Spiritual Lessons About Standing Rock On Thanksgiving

It felt odd to arrive at this year’s Thanksgiving, and to sit before a bountiful table gratefully surrounded by family and friends, while the protests over the Dakota Pipeline in Standing Rock Indian Reservation raged on.  The American holiday has ancient roots as a harvest festival, originating in a time when human beings were connected to the land that sustained them.  And at some point, a mythology, true or false, of a harmonious ceremony including Native Americans and Pilgrims, got tacked onto the harvest celebration.  Hundreds of years later, we have not well learned the lessons of Thanksgiving – of gratitude, land, race, and service.

Since the time that human beings transitioned to agricultural societies, the successful completion of the harvest was marked by celebration.  Over time, those early festivities were morphed into many of the festivals celebrated today, including Thanksgiving.  But as human society in much of the world, has transitioned through huge industrial and technological shifts, we continue to celebrate at the seasons of the harvest, only we are becoming more and more divorced from it.  How can we remain grateful to the land, when our relationship to it is so negligible?

I don’t know that I have the answer to that question, (though I believe we’re going to have to create a thoroughly modern version of prayer or meditation that reminds us of our connection to the land every time we sit down to eat).  But as a first measure, those folks who do remain cognizant of the deep relationship between land and the human beings who dwell upon it, the Native American communities of Standing Rock and those that have gone to support them, they are going to be our teachers.  We cannot cede to the idea that the earth and its resources are our possessions, to do with as we wish; it is the land that possesses us, and we are its guardians (Check out Genesis 2:15).

The disease of the sin of possession must be what allows someone to justify evil upon evil.  Who can call themselves an American, and sit to celebrate this holiday, knowing that America was achieved by genocide, and history has not granted perspective or wisdom – the massacre continues before our eyes?  Racism becomes possible when greed and ownership become the highest value, when one does not stand before a knowing moral god or conscience.

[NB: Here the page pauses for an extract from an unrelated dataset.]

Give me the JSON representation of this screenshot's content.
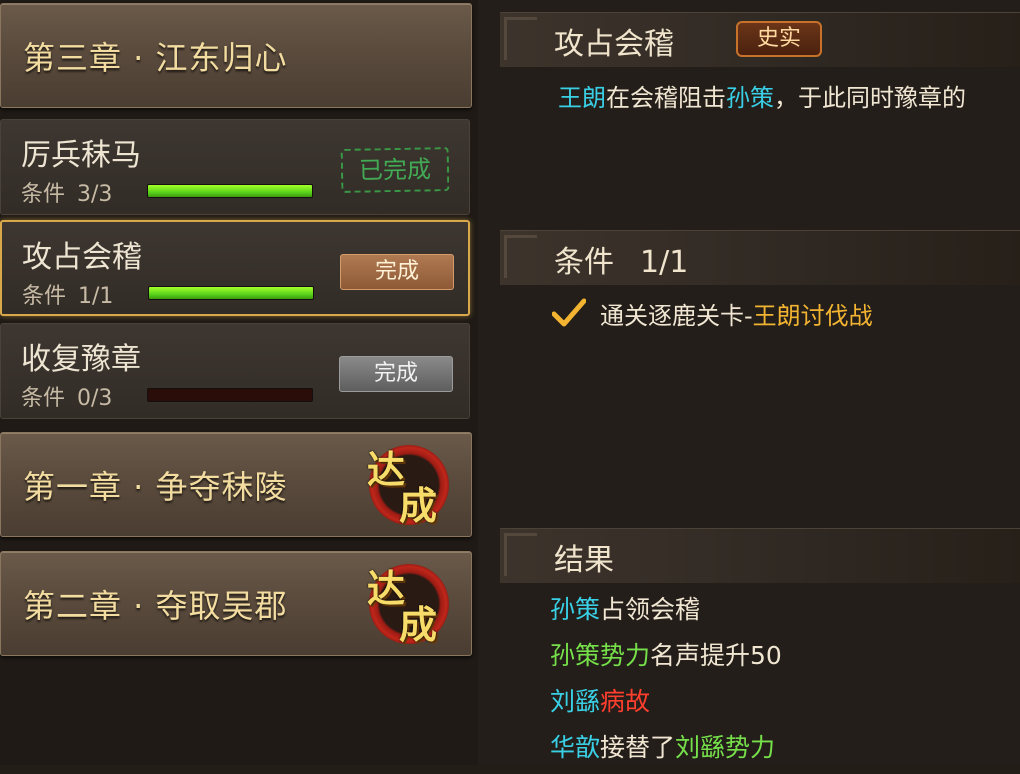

This verse from Ecclesiastes speaks poignantly to this moment in America:

“If you see the oppression of the poor, and the violent perverting of justice and righteousness in the state, marvel not at the matter; for one higher than the high watches, and there are higher than they.  For the flourishing of a land, anyhow, is a king in service to the field.”  (Ecclesiastes 5:7-8)

I don’t know that I’m comforted by the notion of a God on high that will one day mete out justice to those who deal today in hate and injustice.  And even if were comforted, I wouldn’t want that comfort to suspend my vigilant fight against that hate.  But what I do learn is that no matter one’s wealth and no matter one’s race, everyone, even the king, is in service to the field.  Nothing, no technology, no ingenuity, no status can ever subvert our dependence on the land, as our home and source of life.

This Thanksgiving I stand with those at Standing Rock, offering a prayer that more of those who think themselves kings, come to see themselves as servants of the field.